Since you are just starting your quantum mechanics course, let's just go over what you need to know for starters. Mostly it's just notation and jargon. Particles or systems of particles are described by a wavefunction $\psi$. The wavefunction is a function of the coordinates of the particles or of their momenta, but not both. You can't specify both the momentum and position of a particle because of the Heisenberg uncertainty principle

$$\Delta x\Delta p_x \stackrel{>}{\sim}\hbar$$ (41)

So the wavefunction of a particle is written $\psi(\vec{r})$. The wavefunction is determined by Schroedinger's equation

$$H\psi=E\psi$$ (42)

where $H$ is the Hamiltonian and $E$ is the energy. The Hamiltonian is the sum of the kinetic and potential energies. You solve Schroedinger's equation to determine the wavefunction. Schroedinger's equation can be written as a matrix equation or as a second order differential equation. Often the wavefunction solutions are labeled by definite values of energy, momentum, etc. These values can only have discrete values, i.e., they are quantized. They are called quantum numbers. We can label the different wavefunction solutions by their quantum numbers. Quantum numbers correspond to conserved quantities like energy, momentum, angular momentum, spin angular momentum, etc. Perhaps the most familiar example of this is the electronic orbitals in the hydrogen atom. The electron orbitals, like the 1s and 2p states, have definite discrete energies and definite values of the orbital angular momentum. For example, the energy of the 1s state in hydrogen is 1 Rydberg or 13.6 eV. The electron in this state can be described by a wavefunction $\psi_{1s}(r)$. The quantum numbers of this state are $n=1$ and $L=0$. $n=1$ means that it has energy $E_1=13.6$ eV and $L$ is the orbital angular momentum. ($s$ is the spectroscopic notation for $L=0$.) Solving the Schroedinger equation for the hydrogen atom yields many wavefunctions or orbitals (1s, 2s, 2p$_x$, 2p$_y$, 2p$_z$, 3s, etc.).
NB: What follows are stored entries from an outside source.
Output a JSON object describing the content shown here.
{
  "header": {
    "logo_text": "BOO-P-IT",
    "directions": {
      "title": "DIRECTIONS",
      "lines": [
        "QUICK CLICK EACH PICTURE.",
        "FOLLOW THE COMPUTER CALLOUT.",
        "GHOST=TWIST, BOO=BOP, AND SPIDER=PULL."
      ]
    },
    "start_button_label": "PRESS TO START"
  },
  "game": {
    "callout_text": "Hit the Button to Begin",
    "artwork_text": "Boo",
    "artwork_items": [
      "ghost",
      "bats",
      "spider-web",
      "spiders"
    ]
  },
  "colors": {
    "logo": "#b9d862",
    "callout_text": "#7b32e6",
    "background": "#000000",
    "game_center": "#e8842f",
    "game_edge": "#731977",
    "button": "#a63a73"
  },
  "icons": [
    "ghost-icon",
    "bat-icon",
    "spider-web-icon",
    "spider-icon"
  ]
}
Another example is a particle in a box.

The energy eigenvalues

$$E_{n}=\frac{p^{2}}{2m}=\frac{n^{2}\pi^{2}\hbar^{2}}{2ma^{2}}$$ (43)
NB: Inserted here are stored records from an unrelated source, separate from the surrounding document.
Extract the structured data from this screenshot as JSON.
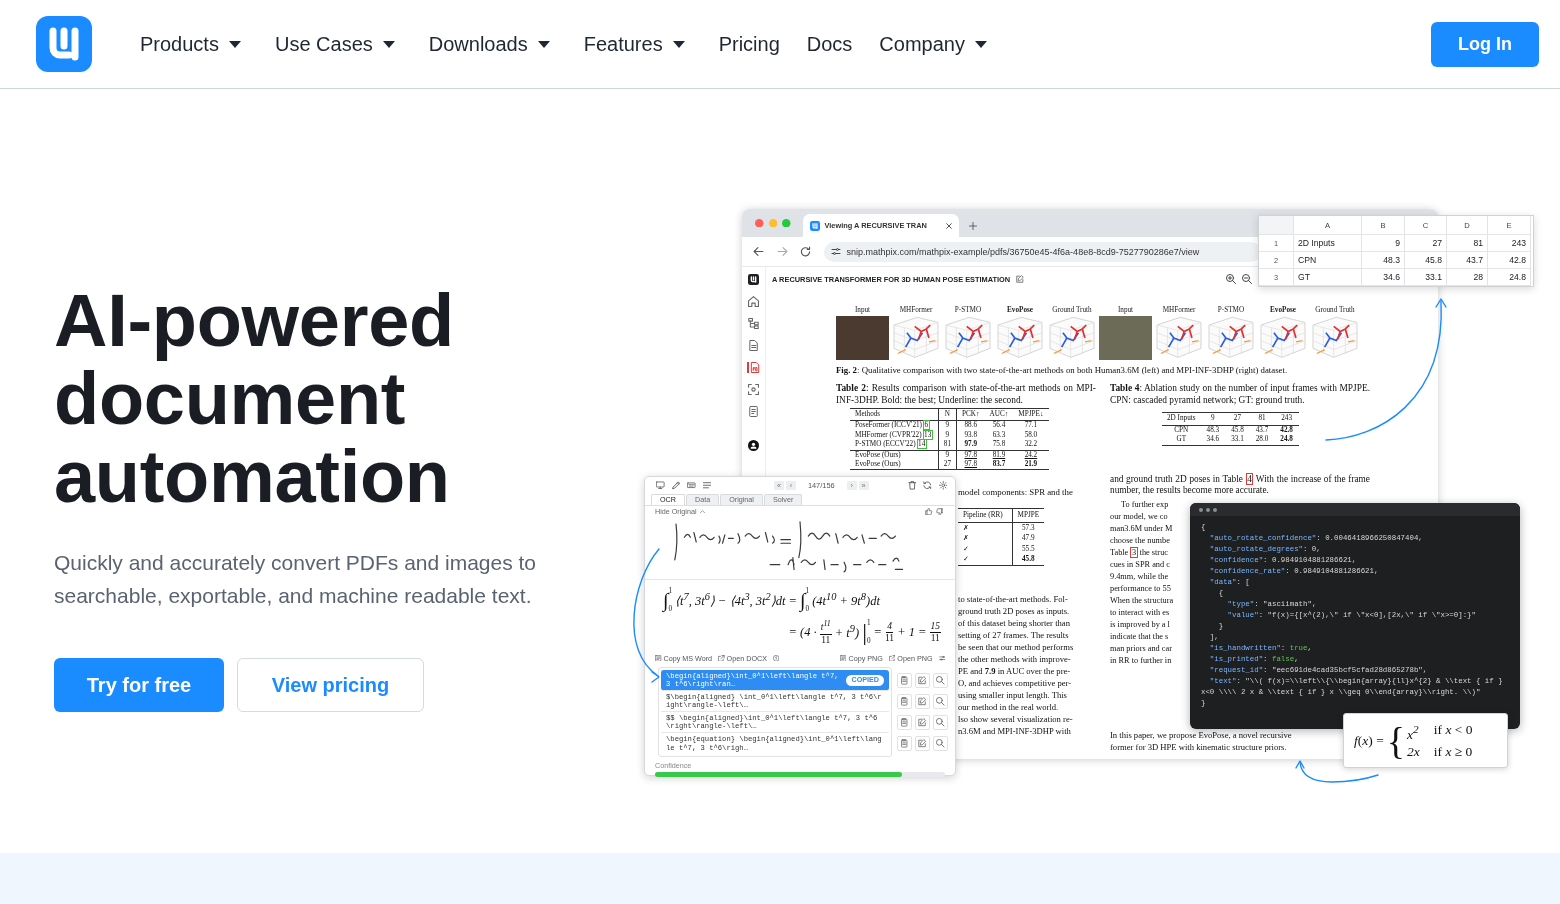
{
  "header": {
    "nav": [
      {
        "label": "Products",
        "dropdown": true
      },
      {
        "label": "Use Cases",
        "dropdown": true
      },
      {
        "label": "Downloads",
        "dropdown": true
      },
      {
        "label": "Features",
        "dropdown": true
      },
      {
        "label": "Pricing",
        "dropdown": false
      },
      {
        "label": "Docs",
        "dropdown": false
      },
      {
        "label": "Company",
        "dropdown": true
      }
    ],
    "login": "Log In"
  },
  "hero": {
    "title": "AI-powered document automation",
    "subtitle": "Quickly and accurately convert PDFs and images to searchable, exportable, and machine readable text.",
    "buttons": [
      {
        "label": "Try for free",
        "kind": "primary"
      },
      {
        "label": "View pricing",
        "kind": "secondary"
      }
    ]
  },
  "illustration": {
    "browser": {
      "tab_title": "Viewing A RECURSIVE TRAN",
      "url": "snip.mathpix.com/mathpix-example/pdfs/36750e45-4f6a-48e8-8cd9-7527790286e7/view",
      "doc_title": "A RECURSIVE TRANSFORMER FOR 3D HUMAN POSE ESTIMATION",
      "sidebar": [
        {
          "kind": "logo",
          "selected": false
        },
        {
          "kind": "home",
          "selected": false
        },
        {
          "kind": "tree",
          "selected": false
        },
        {
          "kind": "document",
          "selected": false
        },
        {
          "kind": "pdf",
          "selected": true
        },
        {
          "kind": "scan",
          "selected": false
        },
        {
          "kind": "file",
          "selected": false
        },
        {
          "kind": "avatar",
          "selected": false
        }
      ],
      "paper": {
        "figure": {
          "panels": [
            {
              "label": "Input",
              "kind": "photo",
              "highlight": false
            },
            {
              "label": "MHFormer",
              "kind": "plot",
              "highlight": false
            },
            {
              "label": "P-STMO",
              "kind": "plot",
              "highlight": false
            },
            {
              "label": "EvoPose",
              "kind": "plot",
              "highlight": true
            },
            {
              "label": "Ground Truth",
              "kind": "plot",
              "highlight": false
            },
            {
              "label": "Input",
              "kind": "photo",
              "highlight": false
            },
            {
              "label": "MHFormer",
              "kind": "plot",
              "highlight": false
            },
            {
              "label": "P-STMO",
              "kind": "plot",
              "highlight": false
            },
            {
              "label": "EvoPose",
              "kind": "plot",
              "highlight": true
            },
            {
              "label": "Ground Truth",
              "kind": "plot",
              "highlight": false
            }
          ],
          "caption": "**Fig. 2**: Qualitative comparison with two state-of-the-art methods on both Human3.6M (left) and MPI-INF-3DHP (right) dataset."
        },
        "table_2": {
          "caption": "**Table 2**: Results comparison with state-of-the-art methods on MPI-INF-3DHP. Bold: the best; Underline: the second.",
          "columns": [
            "Methods",
            "N",
            "PCK↑",
            "AUC↑",
            "MPJPE↓"
          ],
          "row_groups": [
            [
              {
                "method": "PoseFormer (ICCV'21)",
                "ref": "6",
                "cells": [
                  "9",
                  "88.6",
                  "56.4",
                  "77.1"
                ],
                "bold": [
                  false,
                  false,
                  false,
                  false
                ],
                "underlined": [
                  false,
                  false,
                  false,
                  false
                ]
              },
              {
                "method": "MHFormer (CVPR'22)",
                "ref": "13",
                "cells": [
                  "9",
                  "93.8",
                  "63.3",
                  "58.0"
                ],
                "bold": [
                  false,
                  false,
                  false,
                  false
                ],
                "underlined": [
                  false,
                  false,
                  false,
                  false
                ]
              },
              {
                "method": "P-STMO (ECCV'22)",
                "ref": "14",
                "cells": [
                  "81",
                  "97.9",
                  "75.8",
                  "32.2"
                ],
                "bold": [
                  false,
                  true,
                  false,
                  false
                ],
                "underlined": [
                  false,
                  false,
                  false,
                  false
                ]
              }
            ],
            [
              {
                "method": "EvoPose (Ours)",
                "cells": [
                  "9",
                  "97.8",
                  "81.9",
                  "24.2"
                ],
                "bold": [
                  false,
                  false,
                  false,
                  false
                ],
                "underlined": [
                  false,
                  true,
                  true,
                  true
                ]
              },
              {
                "method": "EvoPose (Ours)",
                "cells": [
                  "27",
                  "97.8",
                  "83.7",
                  "21.9"
                ],
                "bold": [
                  false,
                  false,
                  true,
                  true
                ],
                "underlined": [
                  false,
                  true,
                  false,
                  false
                ]
              }
            ]
          ]
        },
        "left_column": {
          "intro": "model components: SPR and the",
          "table": {
            "columns": [
              "Pipeline (RR)",
              "MPJPE"
            ],
            "rows": [
              {
                "cells": [
                  "✗",
                  "57.3"
                ],
                "bold": [
                  false,
                  false
                ]
              },
              {
                "cells": [
                  "✗",
                  "47.9"
                ],
                "bold": [
                  false,
                  false
                ]
              },
              {
                "cells": [
                  "✓",
                  "55.5"
                ],
                "bold": [
                  false,
                  false
                ]
              },
              {
                "cells": [
                  "✓",
                  "45.8"
                ],
                "bold": [
                  false,
                  true
                ]
              }
            ]
          },
          "lines": [
            "to state-of-the-art methods. Fol-",
            "ground truth 2D poses as inputs.",
            "of this dataset being shorter than",
            "setting of 27 frames. The results",
            "be seen that our method performs",
            "the other methods with improve-",
            "PE and **7.9** in AUC over the pre-",
            "O, and achieves competitive per-",
            "using smaller input length. This",
            "our method in the real world.",
            "lso show several visualization re-",
            "n3.6M and MPI-INF-3DHP with"
          ]
        },
        "right_column": {
          "table_4": {
            "caption": "**Table 4**: Ablation study on the number of input frames with MPJPE. CPN: cascaded pyramid network; GT: ground truth.",
            "columns": [
              "2D Inputs",
              "9",
              "27",
              "81",
              "243"
            ],
            "rows": [
              {
                "cells": [
                  "CPN",
                  "48.3",
                  "45.8",
                  "43.7",
                  "42.8"
                ],
                "bold": [
                  false,
                  false,
                  false,
                  false,
                  true
                ]
              },
              {
                "cells": [
                  "GT",
                  "34.6",
                  "33.1",
                  "28.0",
                  "24.8"
                ],
                "bold": [
                  false,
                  false,
                  false,
                  false,
                  true
                ]
              }
            ]
          },
          "paragraph": {
            "before": "and ground truth 2D poses in Table ",
            "ref": "4",
            "after": " With the increase of the frame number, the results become more accurate."
          },
          "lines": [
            {
              "text": "To further exp"
            },
            {
              "text": "our model, we co"
            },
            {
              "text": "man3.6M under M"
            },
            {
              "text": "choose the numbe"
            },
            {
              "text": "Table ",
              "ref": "3",
              "after": " the struc"
            },
            {
              "text": "cues in SPR and c"
            },
            {
              "text": "9.4mm, while the"
            },
            {
              "text": "performance to 55"
            },
            {
              "text": "When the structura"
            },
            {
              "text": "to interact with es"
            },
            {
              "text": "is improved by a l"
            },
            {
              "text": "indicate that the s"
            },
            {
              "text": "man priors and car"
            },
            {
              "text": "in RR to further in"
            }
          ],
          "closing_lines": [
            "In this paper, we propose EvoPose, a novel recursive",
            "former for 3D HPE with kinematic structure priors."
          ]
        }
      }
    },
    "spreadsheet": {
      "columns": [
        "A",
        "B",
        "C",
        "D",
        "E"
      ],
      "rows": [
        {
          "number": "1",
          "cells": [
            "2D Inputs",
            "9",
            "27",
            "81",
            "243"
          ]
        },
        {
          "number": "2",
          "cells": [
            "CPN",
            "48.3",
            "45.8",
            "43.7",
            "42.8"
          ]
        },
        {
          "number": "3",
          "cells": [
            "GT",
            "34.6",
            "33.1",
            "28",
            "24.8"
          ]
        }
      ]
    },
    "ocr_panel": {
      "pager": {
        "before": [
          "«",
          "‹"
        ],
        "position": "147/156",
        "after": [
          "›",
          "»"
        ]
      },
      "tabs": [
        {
          "label": "OCR",
          "selected": true
        },
        {
          "label": "Data",
          "selected": false
        },
        {
          "label": "Original",
          "selected": false
        },
        {
          "label": "Solver",
          "selected": false
        }
      ],
      "toggle": "Hide Original",
      "math_lines": [
        [
          {
            "kind": "integral",
            "sign": "∫",
            "upper": "1",
            "lower": "0"
          },
          {
            "kind": "text",
            "text": "⟨t$^{7}$, 3t$^{6}$⟩ − ⟨4t$^{3}$, 3t$^{2}$⟩dt ="
          },
          {
            "kind": "integral",
            "sign": "∫",
            "upper": "1",
            "lower": "0"
          },
          {
            "kind": "text",
            "text": "(4t$^{10}$ + 9t$^{8}$)dt"
          }
        ],
        [
          {
            "kind": "text",
            "text": "= (4 ·"
          },
          {
            "kind": "fraction",
            "num": "t$^{11}$",
            "den": "11"
          },
          {
            "kind": "text",
            "text": "+ t$^{9}$)"
          },
          {
            "kind": "evaluation",
            "sign": "|",
            "upper": "1",
            "lower": "0"
          },
          {
            "kind": "text",
            "text": "="
          },
          {
            "kind": "fraction",
            "num": "4",
            "den": "11"
          },
          {
            "kind": "text",
            "text": "+ 1 ="
          },
          {
            "kind": "fraction",
            "num": "15",
            "den": "11"
          }
        ]
      ],
      "actions_left": [
        {
          "label": "Copy MS Word",
          "kind": "copy"
        },
        {
          "label": "Open DOCX",
          "kind": "open"
        }
      ],
      "actions_right": [
        {
          "label": "Copy PNG",
          "kind": "copy"
        },
        {
          "label": "Open PNG",
          "kind": "open"
        }
      ],
      "results": [
        {
          "text": "\\begin{aligned}\\int_0^1\\left\\langle t^7, 3 t^6\\right\\ran…",
          "selected": true,
          "badge": "COPIED"
        },
        {
          "text": "$\\begin{aligned} \\int_0^1\\left\\langle t^7, 3 t^6\\right\\rangle-\\left\\…",
          "selected": false
        },
        {
          "text": "$$ \\begin{aligned}\\int_0^1\\left\\langle t^7, 3 t^6\\right\\rangle-\\left\\…",
          "selected": false
        },
        {
          "text": "\\begin{equation} \\begin{aligned}\\int_0^1\\left\\langle t^7, 3 t^6\\righ…",
          "selected": false
        }
      ],
      "confidence": {
        "label": "Confidence",
        "level": 0.85
      }
    },
    "json_view": {
      "lines": [
        {
          "parts": [
            {
              "kind": "plain",
              "text": "{"
            }
          ],
          "children": [
            {
              "parts": [
                {
                  "kind": "key",
                  "text": "\"auto_rotate_confidence\""
                },
                {
                  "kind": "plain",
                  "text": ": 0.0046418966250847404,"
                }
              ]
            },
            {
              "parts": [
                {
                  "kind": "key",
                  "text": "\"auto_rotate_degrees\""
                },
                {
                  "kind": "plain",
                  "text": ": 0,"
                }
              ]
            },
            {
              "parts": [
                {
                  "kind": "key",
                  "text": "\"confidence\""
                },
                {
                  "kind": "plain",
                  "text": ": 0.9849104881286621,"
                }
              ]
            },
            {
              "parts": [
                {
                  "kind": "key",
                  "text": "\"confidence_rate\""
                },
                {
                  "kind": "plain",
                  "text": ": 0.9849104881286621,"
                }
              ]
            },
            {
              "parts": [
                {
                  "kind": "key",
                  "text": "\"data\""
                },
                {
                  "kind": "plain",
                  "text": ": ["
                }
              ],
              "children": [
                {
                  "parts": [
                    {
                      "kind": "plain",
                      "text": "{"
                    }
                  ],
                  "children": [
                    {
                      "parts": [
                        {
                          "kind": "key",
                          "text": "\"type\""
                        },
                        {
                          "kind": "plain",
                          "text": ": \"asciimath\","
                        }
                      ]
                    },
                    {
                      "parts": [
                        {
                          "kind": "key",
                          "text": "\"value\""
                        },
                        {
                          "kind": "plain",
                          "text": ": \"f(x)={[x^(2),\\\" if \\\"x<0],[2x,\\\" if \\\"x>=0]:}\""
                        }
                      ]
                    }
                  ]
                },
                {
                  "parts": [
                    {
                      "kind": "plain",
                      "text": "}"
                    }
                  ]
                }
              ]
            },
            {
              "parts": [
                {
                  "kind": "plain",
                  "text": "],"
                }
              ]
            },
            {
              "parts": [
                {
                  "kind": "key",
                  "text": "\"is_handwritten\""
                },
                {
                  "kind": "plain",
                  "text": ": "
                },
                {
                  "kind": "bool",
                  "text": "true"
                },
                {
                  "kind": "plain",
                  "text": ","
                }
              ]
            },
            {
              "parts": [
                {
                  "kind": "key",
                  "text": "\"is_printed\""
                },
                {
                  "kind": "plain",
                  "text": ": "
                },
                {
                  "kind": "bool",
                  "text": "false"
                },
                {
                  "kind": "plain",
                  "text": ","
                }
              ]
            },
            {
              "parts": [
                {
                  "kind": "key",
                  "text": "\"request_id\""
                },
                {
                  "kind": "plain",
                  "text": ": \"eec691de4cad35bcf5cfad28d865278b\","
                }
              ]
            },
            {
              "parts": [
                {
                  "kind": "key",
                  "text": "\"text\""
                },
                {
                  "kind": "plain",
                  "text": ": \"\\\\( f(x)=\\\\left\\\\{\\\\begin{array}{ll}x^{2} & \\\\text { if } x<0 \\\\\\\\ 2 x & \\\\text { if } x \\\\geq 0\\\\end{array}\\\\right. \\\\)\""
                }
              ]
            }
          ]
        },
        {
          "parts": [
            {
              "kind": "plain",
              "text": "}"
            }
          ]
        }
      ]
    },
    "formula": {
      "lhs": "*f*(*x*) =",
      "brace": "{",
      "cases": [
        {
          "expr": "x$^{2}$",
          "cond": "if *x* < 0"
        },
        {
          "expr": "2x",
          "cond": "if *x* ≥ 0"
        }
      ]
    }
  }
}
Each value of $n$ corresponds to a different eigenvalue of the energy $E_{n}$. Notice that the energy levels are not equally spaced; they get farther apart as you go up in energy. Each value of $n$ also corresponds to a different wavefunction

$$\psi_{n}(x)=A\sin(px/\hbar)=A\sin\left(\frac{n\pi x}{a}\right)$$ (44)
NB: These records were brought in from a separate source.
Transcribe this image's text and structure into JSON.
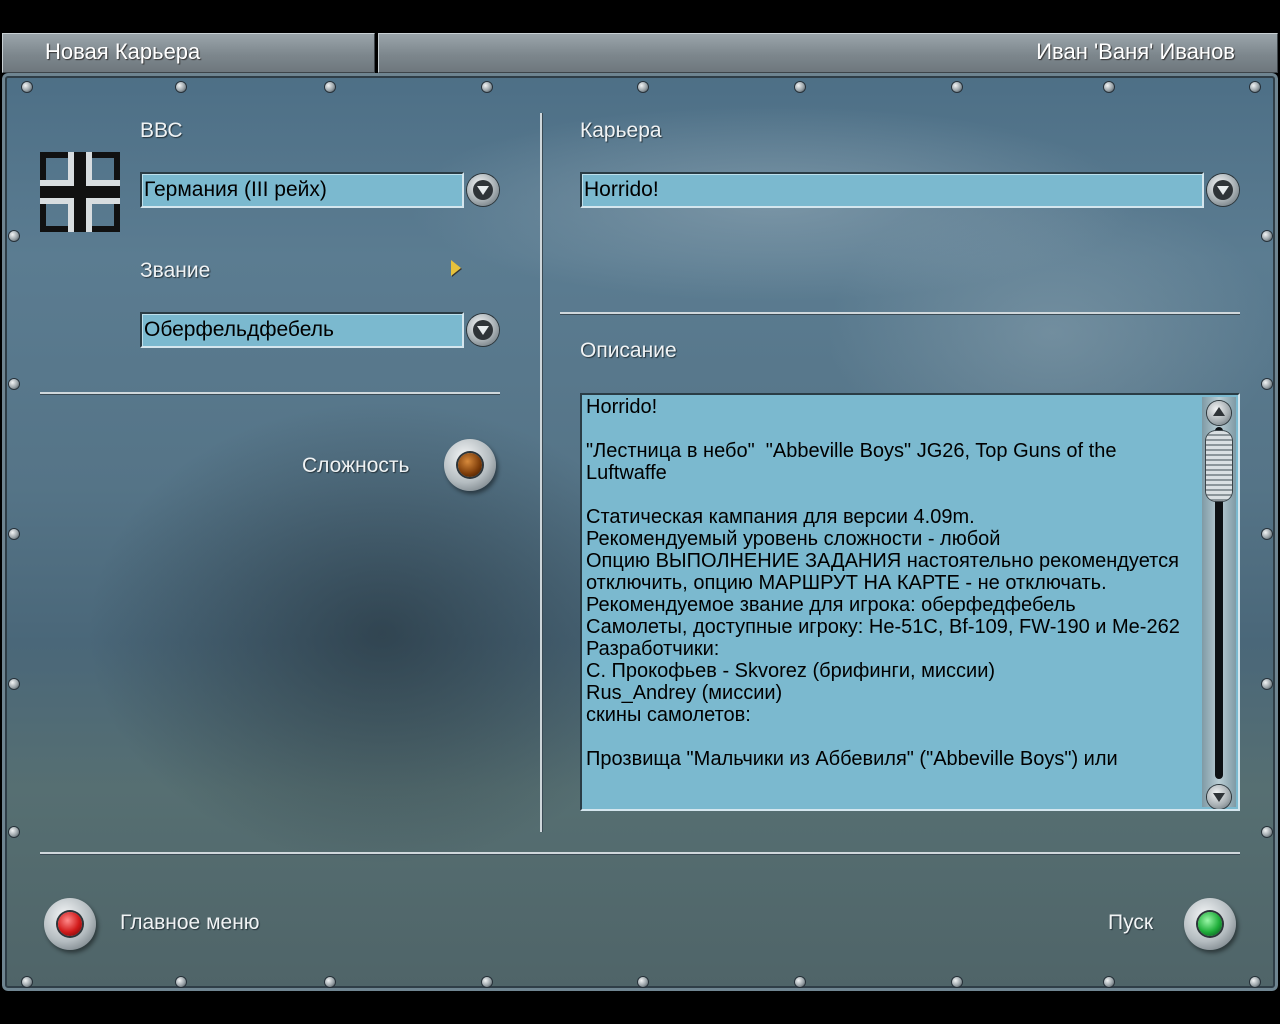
{
  "topbar": {
    "screen_title": "Новая Карьера",
    "pilot_name": "Иван 'Ваня' Иванов"
  },
  "left": {
    "air_force_label": "ВВС",
    "air_force_value": "Германия (III рейх)",
    "air_force_insignia": "balkenkreuz-icon",
    "rank_label": "Звание",
    "rank_value": "Оберфельдфебель",
    "difficulty_label": "Сложность"
  },
  "right": {
    "career_label": "Карьера",
    "career_value": "Horrido!",
    "description_label": "Описание",
    "description_text": "Horrido!\n\n\"Лестница в небо\"  \"Abbeville Boys\" JG26, Top Guns of the Luftwaffe\n\nСтатическая кампания для версии 4.09m.\nРекомендуемый уровень сложности - любой\nОпцию ВЫПОЛНЕНИЕ ЗАДАНИЯ настоятельно рекомендуется отключить, опцию МАРШРУТ НА КАРТЕ - не отключать.\nРекомендуемое звание для игрока: оберфедфебель\nСамолеты, доступные игроку: He-51C, Bf-109, FW-190 и Me-262\nРазработчики:\nС. Прокофьев - Skvorez (брифинги, миссии)\nRus_Andrey (миссии)\nскины самолетов:\n\nПрозвища \"Мальчики из Аббевиля\" (\"Abbeville Boys\") или"
  },
  "bottom": {
    "main_menu_label": "Главное меню",
    "start_label": "Пуск"
  },
  "colors": {
    "field_bg": "#7bb9cf",
    "exit_lamp": "#d11a1a",
    "start_lamp": "#1fae3a",
    "difficulty_lamp": "#7a3a08"
  }
}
Notice that the more nodes there are, the more wiggles there are, and the higher the energy is.

A harmonic oscillator is another example. This is just the quantum mechanical case of a mass attached to a spring. In this case the potential is a parabola rather than being a square well. A particle of mass $m$ in this potential oscillates with frequency $\omega$. The Hamiltonian is

$$\hat{H}=\frac{\hat{p}^{2}}{2m}+\frac{1}{2}m\omega^{2}\hat{x}^{2}$$ (45)

You will learn how to solve this in your quantum mechanics course. Let me just write down the result. The energy eigenvalues are

$$E_{n}=(n+\frac{1}{2})\hbar\omega$$ (46)

where $n=0,1,2,3,...$. Notice once again that the energy levels are quantized. In this case they are evenly spaced by an amount $\Delta E=\hbar\omega$. The harmonic oscillator has Gaussian wavefunctions (Hermite polynomials).

Wavefunctions can describe more than one particle. You can have a wavefunction associated with a state with many particles. We call this a many body wavefunction. In this case we can describe a state with $N$ particles by $\psi_{\{n\}}(\vec{r}_1,\vec{r}_2, ...,\vec{r}_N)$. The subscript $\{n\}$ denotes the quantum numbers that label the wavefunction.